Our results indicate that acceleration along the slice-encoding direction in 3D MRF poses challenges for dictionary matching especially at high spatial resolution. In contrast, our method improves tissue quantification accuracy, likely due to the end-to-end optimization, directly linking the k-space data to the tissue maps. Rapid tissue mapping (~0.34s per slice) is important in clinical workflows, allowing timely re-scan decisions to be made without having to reschedule additional patient visits. Our method is also flexible as it allows any 2D deep neural network to be applied. Beyond MRF, the proposed framework can be easily adapted to facilitate non-Cartesian reconstruction in other applications.

Conclusion

We proposed a novel, versatile and scalable approach for rapid high-resolution 3D MRF acquisition and tissue mapping. Experiments using accelerated MRF data with whole-brain coverage demonstrate that our method outperforms the conventional NUFFT-DM approach both in terms of accuracy and speed. In the future, we will train our network with a larger sample and will replace the U-Net network backbone with a more advanced network to further boost tissue quantification accuracy.

Acknowledgements

This work was supported in part by NIH grant EB006733.

References

[1] Ma, D., Gulani, V., Seiberlich, N., Liu, K., Sunshine, J. L., Duerk, J. L., & Griswold, M. A. (2013). Magnetic resonance fingerprinting. Nature, 495(7440), 187-192.

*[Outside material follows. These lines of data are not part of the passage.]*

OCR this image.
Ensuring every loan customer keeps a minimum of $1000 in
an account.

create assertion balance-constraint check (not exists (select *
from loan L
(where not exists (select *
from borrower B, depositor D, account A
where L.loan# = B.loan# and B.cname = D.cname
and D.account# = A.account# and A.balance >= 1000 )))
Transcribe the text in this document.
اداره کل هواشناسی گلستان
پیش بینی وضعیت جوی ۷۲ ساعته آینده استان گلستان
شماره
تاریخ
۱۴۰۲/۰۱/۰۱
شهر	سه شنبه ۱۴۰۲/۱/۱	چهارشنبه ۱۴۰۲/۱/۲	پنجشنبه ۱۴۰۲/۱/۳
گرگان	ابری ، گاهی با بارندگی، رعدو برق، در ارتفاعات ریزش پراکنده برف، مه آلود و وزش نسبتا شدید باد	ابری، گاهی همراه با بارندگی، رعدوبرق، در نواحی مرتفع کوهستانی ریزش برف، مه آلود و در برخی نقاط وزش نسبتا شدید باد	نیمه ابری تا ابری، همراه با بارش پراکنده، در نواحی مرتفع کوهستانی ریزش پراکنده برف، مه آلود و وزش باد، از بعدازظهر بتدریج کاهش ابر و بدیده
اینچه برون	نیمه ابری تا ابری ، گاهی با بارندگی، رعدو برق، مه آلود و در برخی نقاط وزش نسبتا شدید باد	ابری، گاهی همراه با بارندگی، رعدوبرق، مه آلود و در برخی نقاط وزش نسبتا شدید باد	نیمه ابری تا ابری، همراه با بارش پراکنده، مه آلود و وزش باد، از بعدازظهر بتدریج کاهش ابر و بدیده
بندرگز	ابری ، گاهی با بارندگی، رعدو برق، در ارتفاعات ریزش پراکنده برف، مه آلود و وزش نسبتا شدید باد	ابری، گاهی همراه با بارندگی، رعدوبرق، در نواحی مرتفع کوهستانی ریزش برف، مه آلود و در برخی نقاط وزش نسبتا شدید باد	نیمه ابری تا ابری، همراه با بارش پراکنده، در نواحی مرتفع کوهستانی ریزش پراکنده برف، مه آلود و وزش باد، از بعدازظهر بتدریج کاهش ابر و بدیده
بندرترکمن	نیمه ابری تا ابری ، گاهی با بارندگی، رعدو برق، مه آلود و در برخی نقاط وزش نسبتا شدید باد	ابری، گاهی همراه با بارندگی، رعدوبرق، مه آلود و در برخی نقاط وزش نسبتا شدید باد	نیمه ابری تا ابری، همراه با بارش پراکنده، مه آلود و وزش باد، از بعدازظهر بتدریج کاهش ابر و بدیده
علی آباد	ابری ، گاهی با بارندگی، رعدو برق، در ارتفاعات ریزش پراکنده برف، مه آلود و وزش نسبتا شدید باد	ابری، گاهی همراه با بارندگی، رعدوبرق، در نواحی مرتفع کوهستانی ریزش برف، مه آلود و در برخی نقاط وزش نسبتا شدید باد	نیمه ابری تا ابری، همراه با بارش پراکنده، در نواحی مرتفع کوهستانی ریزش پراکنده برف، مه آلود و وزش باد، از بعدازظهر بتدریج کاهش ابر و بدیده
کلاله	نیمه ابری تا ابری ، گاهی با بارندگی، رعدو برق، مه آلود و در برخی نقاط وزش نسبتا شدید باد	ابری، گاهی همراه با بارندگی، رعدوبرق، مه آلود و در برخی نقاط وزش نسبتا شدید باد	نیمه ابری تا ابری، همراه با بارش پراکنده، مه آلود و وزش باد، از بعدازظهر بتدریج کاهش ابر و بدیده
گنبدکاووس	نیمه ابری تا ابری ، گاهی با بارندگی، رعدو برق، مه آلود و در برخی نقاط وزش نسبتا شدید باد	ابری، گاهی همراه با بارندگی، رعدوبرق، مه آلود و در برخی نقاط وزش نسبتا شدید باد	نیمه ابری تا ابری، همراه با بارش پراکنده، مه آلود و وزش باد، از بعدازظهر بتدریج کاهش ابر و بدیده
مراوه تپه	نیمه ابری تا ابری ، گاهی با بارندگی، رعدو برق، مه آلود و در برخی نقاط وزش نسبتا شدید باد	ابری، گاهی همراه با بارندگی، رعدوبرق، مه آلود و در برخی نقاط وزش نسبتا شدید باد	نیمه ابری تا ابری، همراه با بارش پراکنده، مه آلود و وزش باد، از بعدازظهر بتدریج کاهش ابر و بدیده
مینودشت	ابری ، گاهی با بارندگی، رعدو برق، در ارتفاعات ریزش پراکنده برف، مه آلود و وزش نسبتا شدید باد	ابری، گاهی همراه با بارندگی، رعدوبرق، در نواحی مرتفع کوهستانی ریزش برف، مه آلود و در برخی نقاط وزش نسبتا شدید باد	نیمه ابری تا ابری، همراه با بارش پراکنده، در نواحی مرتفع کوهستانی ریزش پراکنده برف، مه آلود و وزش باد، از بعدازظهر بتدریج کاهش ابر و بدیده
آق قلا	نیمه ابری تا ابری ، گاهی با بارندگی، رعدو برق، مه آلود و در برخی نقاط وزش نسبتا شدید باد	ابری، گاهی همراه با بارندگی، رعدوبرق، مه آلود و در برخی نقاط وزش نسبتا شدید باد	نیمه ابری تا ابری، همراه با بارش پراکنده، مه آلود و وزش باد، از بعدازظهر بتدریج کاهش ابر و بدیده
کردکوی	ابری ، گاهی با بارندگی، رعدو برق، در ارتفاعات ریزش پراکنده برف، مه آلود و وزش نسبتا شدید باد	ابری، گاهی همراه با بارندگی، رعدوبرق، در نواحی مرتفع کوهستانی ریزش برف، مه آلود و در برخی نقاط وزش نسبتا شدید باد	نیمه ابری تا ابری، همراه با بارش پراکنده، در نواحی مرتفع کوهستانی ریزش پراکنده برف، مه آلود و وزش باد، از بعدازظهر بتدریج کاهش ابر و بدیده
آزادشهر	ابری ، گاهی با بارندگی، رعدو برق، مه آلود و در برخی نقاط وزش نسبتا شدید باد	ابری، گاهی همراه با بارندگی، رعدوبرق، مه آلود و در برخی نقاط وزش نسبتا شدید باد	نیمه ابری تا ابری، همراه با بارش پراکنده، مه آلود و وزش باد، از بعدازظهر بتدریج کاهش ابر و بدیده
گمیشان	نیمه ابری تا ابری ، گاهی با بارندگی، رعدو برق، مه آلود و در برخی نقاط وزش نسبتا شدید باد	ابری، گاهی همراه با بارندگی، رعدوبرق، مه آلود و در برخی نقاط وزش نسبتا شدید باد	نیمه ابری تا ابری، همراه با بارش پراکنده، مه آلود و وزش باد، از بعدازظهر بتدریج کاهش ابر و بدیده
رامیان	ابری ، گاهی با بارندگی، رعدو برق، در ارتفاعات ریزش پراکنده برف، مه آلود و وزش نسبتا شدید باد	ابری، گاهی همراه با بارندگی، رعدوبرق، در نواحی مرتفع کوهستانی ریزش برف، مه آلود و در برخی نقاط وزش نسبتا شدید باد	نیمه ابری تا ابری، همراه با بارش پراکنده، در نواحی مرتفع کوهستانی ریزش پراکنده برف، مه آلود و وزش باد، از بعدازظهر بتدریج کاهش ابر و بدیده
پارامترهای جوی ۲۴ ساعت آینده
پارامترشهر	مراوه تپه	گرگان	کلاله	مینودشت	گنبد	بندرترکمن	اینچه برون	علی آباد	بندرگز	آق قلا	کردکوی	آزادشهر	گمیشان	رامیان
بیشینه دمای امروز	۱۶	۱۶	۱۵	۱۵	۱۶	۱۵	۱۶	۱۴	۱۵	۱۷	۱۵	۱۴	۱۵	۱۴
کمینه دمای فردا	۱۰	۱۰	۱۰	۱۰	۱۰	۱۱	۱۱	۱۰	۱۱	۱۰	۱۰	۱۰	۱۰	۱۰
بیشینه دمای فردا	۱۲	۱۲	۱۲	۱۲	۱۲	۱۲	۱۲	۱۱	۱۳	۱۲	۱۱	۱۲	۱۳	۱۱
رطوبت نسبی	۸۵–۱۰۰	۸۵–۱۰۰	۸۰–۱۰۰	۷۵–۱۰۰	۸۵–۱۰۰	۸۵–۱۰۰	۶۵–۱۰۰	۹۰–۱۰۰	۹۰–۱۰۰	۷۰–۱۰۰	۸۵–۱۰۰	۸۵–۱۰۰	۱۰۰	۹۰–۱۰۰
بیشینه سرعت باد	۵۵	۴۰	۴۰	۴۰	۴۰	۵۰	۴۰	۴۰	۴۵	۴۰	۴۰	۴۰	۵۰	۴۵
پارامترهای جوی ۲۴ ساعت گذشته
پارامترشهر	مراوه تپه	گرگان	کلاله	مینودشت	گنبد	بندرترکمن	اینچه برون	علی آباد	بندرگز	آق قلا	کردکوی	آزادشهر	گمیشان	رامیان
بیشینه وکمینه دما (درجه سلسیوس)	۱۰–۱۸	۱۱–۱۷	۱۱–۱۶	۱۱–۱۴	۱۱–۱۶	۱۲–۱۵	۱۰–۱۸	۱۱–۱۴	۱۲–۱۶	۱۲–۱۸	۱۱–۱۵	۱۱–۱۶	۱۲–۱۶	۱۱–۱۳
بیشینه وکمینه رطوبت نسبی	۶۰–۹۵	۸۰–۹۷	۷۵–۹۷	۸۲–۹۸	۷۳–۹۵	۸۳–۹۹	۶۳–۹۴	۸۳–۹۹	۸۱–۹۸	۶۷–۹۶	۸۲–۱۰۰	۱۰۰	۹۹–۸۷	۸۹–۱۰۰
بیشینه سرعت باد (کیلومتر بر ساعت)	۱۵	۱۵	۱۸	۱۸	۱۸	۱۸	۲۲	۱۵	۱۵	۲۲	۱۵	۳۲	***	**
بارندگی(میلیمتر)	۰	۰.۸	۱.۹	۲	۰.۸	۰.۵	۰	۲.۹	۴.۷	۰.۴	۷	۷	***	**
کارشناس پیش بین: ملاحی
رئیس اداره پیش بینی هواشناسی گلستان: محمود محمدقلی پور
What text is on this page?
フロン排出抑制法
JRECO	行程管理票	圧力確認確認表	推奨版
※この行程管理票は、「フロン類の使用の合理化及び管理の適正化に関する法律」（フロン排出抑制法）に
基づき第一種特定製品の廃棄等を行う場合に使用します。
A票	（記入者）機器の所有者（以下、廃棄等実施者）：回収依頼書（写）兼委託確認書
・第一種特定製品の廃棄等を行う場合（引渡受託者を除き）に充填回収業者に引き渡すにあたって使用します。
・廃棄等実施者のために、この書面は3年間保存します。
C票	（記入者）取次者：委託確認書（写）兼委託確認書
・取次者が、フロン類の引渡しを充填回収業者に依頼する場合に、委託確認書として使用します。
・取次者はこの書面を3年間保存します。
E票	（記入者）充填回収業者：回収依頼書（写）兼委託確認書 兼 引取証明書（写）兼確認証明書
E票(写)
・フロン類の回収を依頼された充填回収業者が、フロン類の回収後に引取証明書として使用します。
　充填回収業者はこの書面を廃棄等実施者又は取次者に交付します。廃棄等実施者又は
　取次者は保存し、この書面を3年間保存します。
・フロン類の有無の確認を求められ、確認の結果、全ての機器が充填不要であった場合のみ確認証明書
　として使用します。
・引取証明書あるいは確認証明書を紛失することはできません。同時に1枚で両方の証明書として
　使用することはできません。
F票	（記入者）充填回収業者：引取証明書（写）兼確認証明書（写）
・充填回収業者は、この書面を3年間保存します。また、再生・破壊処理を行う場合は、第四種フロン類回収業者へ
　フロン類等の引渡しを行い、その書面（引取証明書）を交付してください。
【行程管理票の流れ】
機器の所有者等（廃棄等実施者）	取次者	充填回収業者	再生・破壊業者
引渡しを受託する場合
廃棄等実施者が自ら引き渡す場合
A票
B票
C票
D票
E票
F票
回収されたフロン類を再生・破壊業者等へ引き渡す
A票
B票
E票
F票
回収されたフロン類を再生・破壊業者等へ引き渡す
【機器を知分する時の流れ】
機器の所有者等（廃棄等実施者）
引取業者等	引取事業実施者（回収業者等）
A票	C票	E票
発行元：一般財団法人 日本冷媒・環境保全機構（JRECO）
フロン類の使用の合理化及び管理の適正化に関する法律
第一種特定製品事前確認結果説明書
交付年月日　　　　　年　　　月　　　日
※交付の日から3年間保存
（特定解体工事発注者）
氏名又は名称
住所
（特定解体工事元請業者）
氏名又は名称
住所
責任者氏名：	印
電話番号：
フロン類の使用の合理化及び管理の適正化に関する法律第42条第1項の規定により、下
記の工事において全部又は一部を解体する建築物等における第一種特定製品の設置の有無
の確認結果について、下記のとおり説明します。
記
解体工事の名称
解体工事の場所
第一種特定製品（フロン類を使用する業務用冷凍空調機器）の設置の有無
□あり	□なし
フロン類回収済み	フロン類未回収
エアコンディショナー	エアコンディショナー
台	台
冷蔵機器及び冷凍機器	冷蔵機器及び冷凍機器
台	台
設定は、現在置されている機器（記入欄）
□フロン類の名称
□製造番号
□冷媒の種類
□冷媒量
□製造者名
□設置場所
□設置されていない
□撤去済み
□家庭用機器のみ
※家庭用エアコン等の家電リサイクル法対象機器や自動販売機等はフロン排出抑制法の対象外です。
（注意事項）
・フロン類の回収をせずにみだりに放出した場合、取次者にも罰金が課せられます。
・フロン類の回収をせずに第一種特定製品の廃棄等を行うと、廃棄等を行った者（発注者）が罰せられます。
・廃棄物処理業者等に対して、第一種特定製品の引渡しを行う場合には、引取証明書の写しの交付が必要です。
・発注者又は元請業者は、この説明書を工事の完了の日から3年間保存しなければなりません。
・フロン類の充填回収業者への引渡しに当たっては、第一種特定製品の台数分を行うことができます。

[2] Chen, Y., Fang, Z., Hung, S. C., Chang, W. T., Shen, D., & Lin, W. (2020). High-resolution 3D MR Fingerprinting using parallel imaging and deep learning. NeuroImage, 206, 116329.

[3] Ronneberger, O., Fischer, P., & Brox, T. (2015, October). U-net: Convolutional networks for biomedical image segmentation. In International Conference on Medical image computing and computer-assisted intervention (pp. 234-241). Springer, Cham.

Figures

Fig 1. (A) The original MRF framework. (B) Our approach.

Fig 2. Low-resolution (left) and high-resolution (right) T1 and T2 maps of the same subject.

Fig 3. Example results from the retrospectively undersampled (R=4) high-resolution 3D MRF data. Mean absolute error relative to the ground truth is shown on bottom right (unit: %).

Fig 4. Example results from two slices of the prospectively undersampled (R=4) high-resolution whole-brain 3D MRF data acquired in ~4.8 mins and reconstructed in ~0.34s per slice.